ASU Learning Sparks

Interpreting Sound Waves Through Audio Analysis

Written by Kimberlee Swisher | May 30, 2023 4:12:02 PM

Sound waves and vibrations are processed through mediums that allow us to hear sounds our brain can understand. Sound vibration frequency, amplitude and timbre all determine what we hear.Computers use this information to convert sound waves through a process called analog to digital conversion (ADC). Audio analysis is a powerful tool that has allowed advances in speech recognition, app development and more.

Sound is a vibration. Sound waves travel through a medium, usually air but also water, solids, humans - through pretty much everything.

Your eardrum is a membrane that waves back and forth in response to incoming sound vibrations. The movement of the eardrum vibrates ossicles, tiny bones in your ears, and eventually the vibrations are transferred to the fluid-filled cochlea, and movement in this fluid activates cilia, tiny hair cells in the inner ear which have a direct neural connection to the brain and send electrical pulses through the auditory nerve into the brain, which takes these incoming electrical signals and processes them into sounds our brain can understand. 

A microphone is similar; a membrane (often called a diaphragm) vibrates back and forth and this movement creates electrical signals in a pattern that matches the incoming sound waves. A microphone is a transducer, something that converts mechanical wave energy (a sound wave) into electrical energy. A computer can interpret the electrical signals just as the brain's auditory cortex interprets the pulses from the cilia. 

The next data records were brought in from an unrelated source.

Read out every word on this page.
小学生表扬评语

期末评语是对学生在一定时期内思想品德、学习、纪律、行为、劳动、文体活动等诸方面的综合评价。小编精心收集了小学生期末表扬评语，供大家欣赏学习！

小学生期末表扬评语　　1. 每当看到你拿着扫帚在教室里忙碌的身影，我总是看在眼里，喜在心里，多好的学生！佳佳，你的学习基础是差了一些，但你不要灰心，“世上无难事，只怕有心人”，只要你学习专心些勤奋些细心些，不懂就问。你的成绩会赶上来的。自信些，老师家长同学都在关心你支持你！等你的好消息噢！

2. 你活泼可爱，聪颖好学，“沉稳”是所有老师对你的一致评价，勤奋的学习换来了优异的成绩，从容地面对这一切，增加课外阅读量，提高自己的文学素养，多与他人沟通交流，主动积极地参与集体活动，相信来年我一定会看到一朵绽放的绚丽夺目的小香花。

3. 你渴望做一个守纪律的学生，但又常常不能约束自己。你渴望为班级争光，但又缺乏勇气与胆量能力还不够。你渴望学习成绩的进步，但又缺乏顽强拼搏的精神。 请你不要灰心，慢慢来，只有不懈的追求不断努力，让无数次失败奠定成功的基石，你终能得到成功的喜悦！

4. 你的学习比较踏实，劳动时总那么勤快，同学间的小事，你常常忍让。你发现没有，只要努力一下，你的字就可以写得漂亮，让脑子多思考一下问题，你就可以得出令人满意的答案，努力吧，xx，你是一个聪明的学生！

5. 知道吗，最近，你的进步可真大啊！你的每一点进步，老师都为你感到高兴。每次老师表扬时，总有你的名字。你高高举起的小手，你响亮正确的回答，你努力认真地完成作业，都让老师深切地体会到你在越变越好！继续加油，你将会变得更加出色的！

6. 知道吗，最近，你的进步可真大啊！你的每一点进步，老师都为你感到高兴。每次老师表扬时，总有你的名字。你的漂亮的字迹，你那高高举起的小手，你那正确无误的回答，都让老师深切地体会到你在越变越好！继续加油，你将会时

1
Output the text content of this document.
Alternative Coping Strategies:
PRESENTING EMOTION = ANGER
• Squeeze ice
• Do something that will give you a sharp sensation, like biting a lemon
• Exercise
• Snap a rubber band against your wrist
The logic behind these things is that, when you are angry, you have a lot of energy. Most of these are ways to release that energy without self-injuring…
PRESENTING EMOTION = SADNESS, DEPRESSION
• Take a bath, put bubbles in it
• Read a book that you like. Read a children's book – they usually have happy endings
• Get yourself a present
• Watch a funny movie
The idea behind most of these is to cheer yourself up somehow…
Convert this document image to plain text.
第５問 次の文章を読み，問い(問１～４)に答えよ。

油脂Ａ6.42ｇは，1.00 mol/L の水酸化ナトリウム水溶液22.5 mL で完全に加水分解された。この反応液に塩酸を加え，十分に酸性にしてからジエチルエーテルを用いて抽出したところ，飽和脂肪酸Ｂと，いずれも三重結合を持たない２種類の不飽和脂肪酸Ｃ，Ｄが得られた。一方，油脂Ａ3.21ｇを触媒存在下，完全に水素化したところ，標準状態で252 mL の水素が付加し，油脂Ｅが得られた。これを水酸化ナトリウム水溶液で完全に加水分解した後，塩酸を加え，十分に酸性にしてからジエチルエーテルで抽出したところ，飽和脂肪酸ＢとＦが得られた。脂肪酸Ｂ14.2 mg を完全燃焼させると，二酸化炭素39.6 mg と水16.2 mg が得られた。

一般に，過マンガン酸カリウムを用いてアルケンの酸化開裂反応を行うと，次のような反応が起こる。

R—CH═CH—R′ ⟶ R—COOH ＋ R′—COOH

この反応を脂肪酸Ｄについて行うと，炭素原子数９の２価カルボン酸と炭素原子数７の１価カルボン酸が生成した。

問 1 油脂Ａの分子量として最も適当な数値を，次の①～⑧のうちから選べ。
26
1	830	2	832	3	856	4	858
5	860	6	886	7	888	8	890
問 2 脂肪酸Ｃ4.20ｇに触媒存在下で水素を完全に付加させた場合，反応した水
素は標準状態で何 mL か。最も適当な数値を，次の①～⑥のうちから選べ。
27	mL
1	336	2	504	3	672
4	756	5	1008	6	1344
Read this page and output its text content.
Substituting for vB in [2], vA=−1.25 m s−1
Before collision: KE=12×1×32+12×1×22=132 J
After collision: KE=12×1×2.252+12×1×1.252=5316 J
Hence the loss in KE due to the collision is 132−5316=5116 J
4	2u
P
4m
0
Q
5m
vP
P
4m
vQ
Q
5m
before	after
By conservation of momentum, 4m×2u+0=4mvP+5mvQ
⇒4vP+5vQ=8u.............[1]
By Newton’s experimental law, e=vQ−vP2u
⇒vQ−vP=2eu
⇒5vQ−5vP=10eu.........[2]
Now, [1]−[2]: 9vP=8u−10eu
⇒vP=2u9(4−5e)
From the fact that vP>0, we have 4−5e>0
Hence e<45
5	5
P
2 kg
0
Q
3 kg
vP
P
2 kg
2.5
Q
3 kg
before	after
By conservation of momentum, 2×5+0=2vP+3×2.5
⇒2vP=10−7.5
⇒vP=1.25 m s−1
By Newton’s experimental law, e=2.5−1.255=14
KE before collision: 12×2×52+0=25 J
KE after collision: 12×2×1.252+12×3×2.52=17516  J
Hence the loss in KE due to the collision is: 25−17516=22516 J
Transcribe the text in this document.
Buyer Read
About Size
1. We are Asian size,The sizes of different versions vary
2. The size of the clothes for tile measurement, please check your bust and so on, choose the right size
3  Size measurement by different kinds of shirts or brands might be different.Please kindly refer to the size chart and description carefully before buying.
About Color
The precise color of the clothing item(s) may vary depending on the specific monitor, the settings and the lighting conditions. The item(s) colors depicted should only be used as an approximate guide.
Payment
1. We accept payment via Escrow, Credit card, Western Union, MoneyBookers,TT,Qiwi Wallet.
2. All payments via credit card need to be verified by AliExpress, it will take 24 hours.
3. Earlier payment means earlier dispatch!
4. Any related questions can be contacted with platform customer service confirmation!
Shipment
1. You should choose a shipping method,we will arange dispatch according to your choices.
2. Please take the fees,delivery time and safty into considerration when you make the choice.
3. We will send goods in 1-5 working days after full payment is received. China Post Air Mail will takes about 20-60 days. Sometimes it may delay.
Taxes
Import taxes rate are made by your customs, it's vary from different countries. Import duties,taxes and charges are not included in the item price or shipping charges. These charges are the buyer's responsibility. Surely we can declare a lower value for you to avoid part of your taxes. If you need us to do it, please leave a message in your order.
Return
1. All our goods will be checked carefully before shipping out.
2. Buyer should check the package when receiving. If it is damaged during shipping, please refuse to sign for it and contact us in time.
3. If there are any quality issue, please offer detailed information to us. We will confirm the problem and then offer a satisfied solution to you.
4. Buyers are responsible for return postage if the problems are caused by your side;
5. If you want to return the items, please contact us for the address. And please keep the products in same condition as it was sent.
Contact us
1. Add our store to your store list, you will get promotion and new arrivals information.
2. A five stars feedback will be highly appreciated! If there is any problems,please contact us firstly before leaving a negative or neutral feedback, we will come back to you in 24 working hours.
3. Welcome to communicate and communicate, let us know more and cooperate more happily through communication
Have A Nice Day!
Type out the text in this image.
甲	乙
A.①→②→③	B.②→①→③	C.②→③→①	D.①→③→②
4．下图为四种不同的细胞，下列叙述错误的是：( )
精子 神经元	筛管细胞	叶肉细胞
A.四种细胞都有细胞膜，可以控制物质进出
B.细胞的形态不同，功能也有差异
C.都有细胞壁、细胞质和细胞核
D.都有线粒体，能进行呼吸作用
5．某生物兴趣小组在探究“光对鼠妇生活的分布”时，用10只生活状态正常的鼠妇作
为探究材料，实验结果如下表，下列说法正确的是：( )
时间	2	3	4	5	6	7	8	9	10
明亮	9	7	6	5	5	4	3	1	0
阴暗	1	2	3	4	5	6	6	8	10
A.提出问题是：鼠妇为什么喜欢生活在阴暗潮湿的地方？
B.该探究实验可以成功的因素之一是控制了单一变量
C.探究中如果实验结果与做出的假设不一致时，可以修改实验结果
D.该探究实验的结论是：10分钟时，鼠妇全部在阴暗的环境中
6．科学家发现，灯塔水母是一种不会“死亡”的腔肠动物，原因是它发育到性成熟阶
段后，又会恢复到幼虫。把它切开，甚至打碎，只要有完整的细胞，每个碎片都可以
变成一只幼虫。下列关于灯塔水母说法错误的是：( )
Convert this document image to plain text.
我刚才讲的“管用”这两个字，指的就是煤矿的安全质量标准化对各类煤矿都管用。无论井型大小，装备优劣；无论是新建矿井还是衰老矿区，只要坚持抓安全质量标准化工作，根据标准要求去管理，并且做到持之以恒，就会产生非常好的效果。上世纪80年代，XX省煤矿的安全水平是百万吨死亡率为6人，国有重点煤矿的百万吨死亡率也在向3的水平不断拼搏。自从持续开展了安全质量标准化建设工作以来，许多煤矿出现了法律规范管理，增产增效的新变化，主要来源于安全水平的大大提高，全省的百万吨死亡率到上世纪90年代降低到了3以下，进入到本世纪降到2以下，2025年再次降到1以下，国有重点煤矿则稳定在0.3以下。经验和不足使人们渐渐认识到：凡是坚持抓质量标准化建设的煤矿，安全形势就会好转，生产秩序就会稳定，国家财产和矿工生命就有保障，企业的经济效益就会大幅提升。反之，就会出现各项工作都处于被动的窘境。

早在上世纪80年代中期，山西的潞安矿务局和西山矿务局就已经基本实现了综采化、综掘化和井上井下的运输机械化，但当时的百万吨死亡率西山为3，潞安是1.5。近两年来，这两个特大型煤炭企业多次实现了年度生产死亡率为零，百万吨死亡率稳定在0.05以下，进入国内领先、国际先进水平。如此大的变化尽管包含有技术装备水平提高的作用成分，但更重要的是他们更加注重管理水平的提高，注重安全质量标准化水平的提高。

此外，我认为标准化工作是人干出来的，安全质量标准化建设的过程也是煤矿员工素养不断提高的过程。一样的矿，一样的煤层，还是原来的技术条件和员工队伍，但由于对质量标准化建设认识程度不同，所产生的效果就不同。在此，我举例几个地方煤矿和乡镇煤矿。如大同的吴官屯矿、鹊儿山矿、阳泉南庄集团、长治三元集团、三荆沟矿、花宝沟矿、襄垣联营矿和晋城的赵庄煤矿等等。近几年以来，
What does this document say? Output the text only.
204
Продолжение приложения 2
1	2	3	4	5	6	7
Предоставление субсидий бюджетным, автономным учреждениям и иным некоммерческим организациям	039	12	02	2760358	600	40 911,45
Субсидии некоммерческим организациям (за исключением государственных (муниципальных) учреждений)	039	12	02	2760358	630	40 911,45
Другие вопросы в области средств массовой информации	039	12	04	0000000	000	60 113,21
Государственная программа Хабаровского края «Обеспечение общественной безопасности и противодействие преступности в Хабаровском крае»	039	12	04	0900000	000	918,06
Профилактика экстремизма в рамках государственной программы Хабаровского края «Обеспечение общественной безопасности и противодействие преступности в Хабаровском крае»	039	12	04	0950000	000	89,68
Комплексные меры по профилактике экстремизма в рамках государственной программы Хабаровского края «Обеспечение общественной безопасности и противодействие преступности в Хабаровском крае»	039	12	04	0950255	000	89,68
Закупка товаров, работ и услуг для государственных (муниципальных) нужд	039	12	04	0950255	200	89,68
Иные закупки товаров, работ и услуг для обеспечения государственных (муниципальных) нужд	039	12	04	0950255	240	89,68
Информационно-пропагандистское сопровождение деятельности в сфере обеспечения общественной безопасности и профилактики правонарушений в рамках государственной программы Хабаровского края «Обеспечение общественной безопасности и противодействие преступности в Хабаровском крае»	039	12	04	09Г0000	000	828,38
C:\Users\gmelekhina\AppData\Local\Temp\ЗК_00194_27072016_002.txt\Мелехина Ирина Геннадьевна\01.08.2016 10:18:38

There are three physical properties of the sound vibrations themselves that determine what we hear:

  • Frequency, which humans hear as "pitch" whether something is high or low
  • Amplitude, which is the strength of the wave and which humans (sort of) hear as volume, although, it's not linearly related; Volume is a perceptual quality, described by how we experience loudness, which is not directly related to amplitude AND is also dependent on frequency
  • and Timbre, which is the quality of a sound, meaning how we determine if something is a song or a construction truck, and how we identify specific voices of friends and family.

When we digitize sound into audio, we can analyze the audio for these physical properties - which means we can use mathematical and computational processes to figure out the mix of frequencies and amplitudes in an audio signal.

The process of converting a physical phenomenon (the sound wave) into an electrical signal the computer can understand is called an analog to digital conversion, often shortened to its acronym ADC. Once the signal is inside of a computer we have all kinds of ways to alter it using computer software that is specifically built for audio editing. 

We can speed it up, slow it down, mix it with other sounds, apply filters to make certain parts of the sound louder and other parts softer.

A process that takes the digital audio as electrical signals and turns it back into physical vibrations via a speaker is called the digital to analog conversion, or d-a-c- DAC. A common way of visualizing this is a spectrogram, which uses the y-axis as frequency and color as amplitude - here is a spectrogram of a bird call.

We analyze audio for all sorts of reasons; some very common and practical:  speech recognition and transcription, recognizing specific voices, some very artistic: to create understanding of sounds that aid in the production of music. 

One ecologist, David Dunn, even recorded tree trunks to listen to hear if they were infected with bark beetles, enabling uninfected trees to be saved from destruction. 

In my field of interactive media arts, we create and produce music and sounds, but we also analyze audio so that we can transform it into something else -- something, expressive, meaningful, aesthetic. 

Artificial Intelligence (AI) and Machine Learning techniques have brought even more power to audio analysis. Now not only can we analyze the frequency and amplitude in a single audio file, we can analyze patterns of these characteristics across many many thousands of audio files, which has enabled incredibly effective speech recognition, song recognition apps such as Shazam, and even AI algorithms that can compose music alone or in collaboration with a human composer.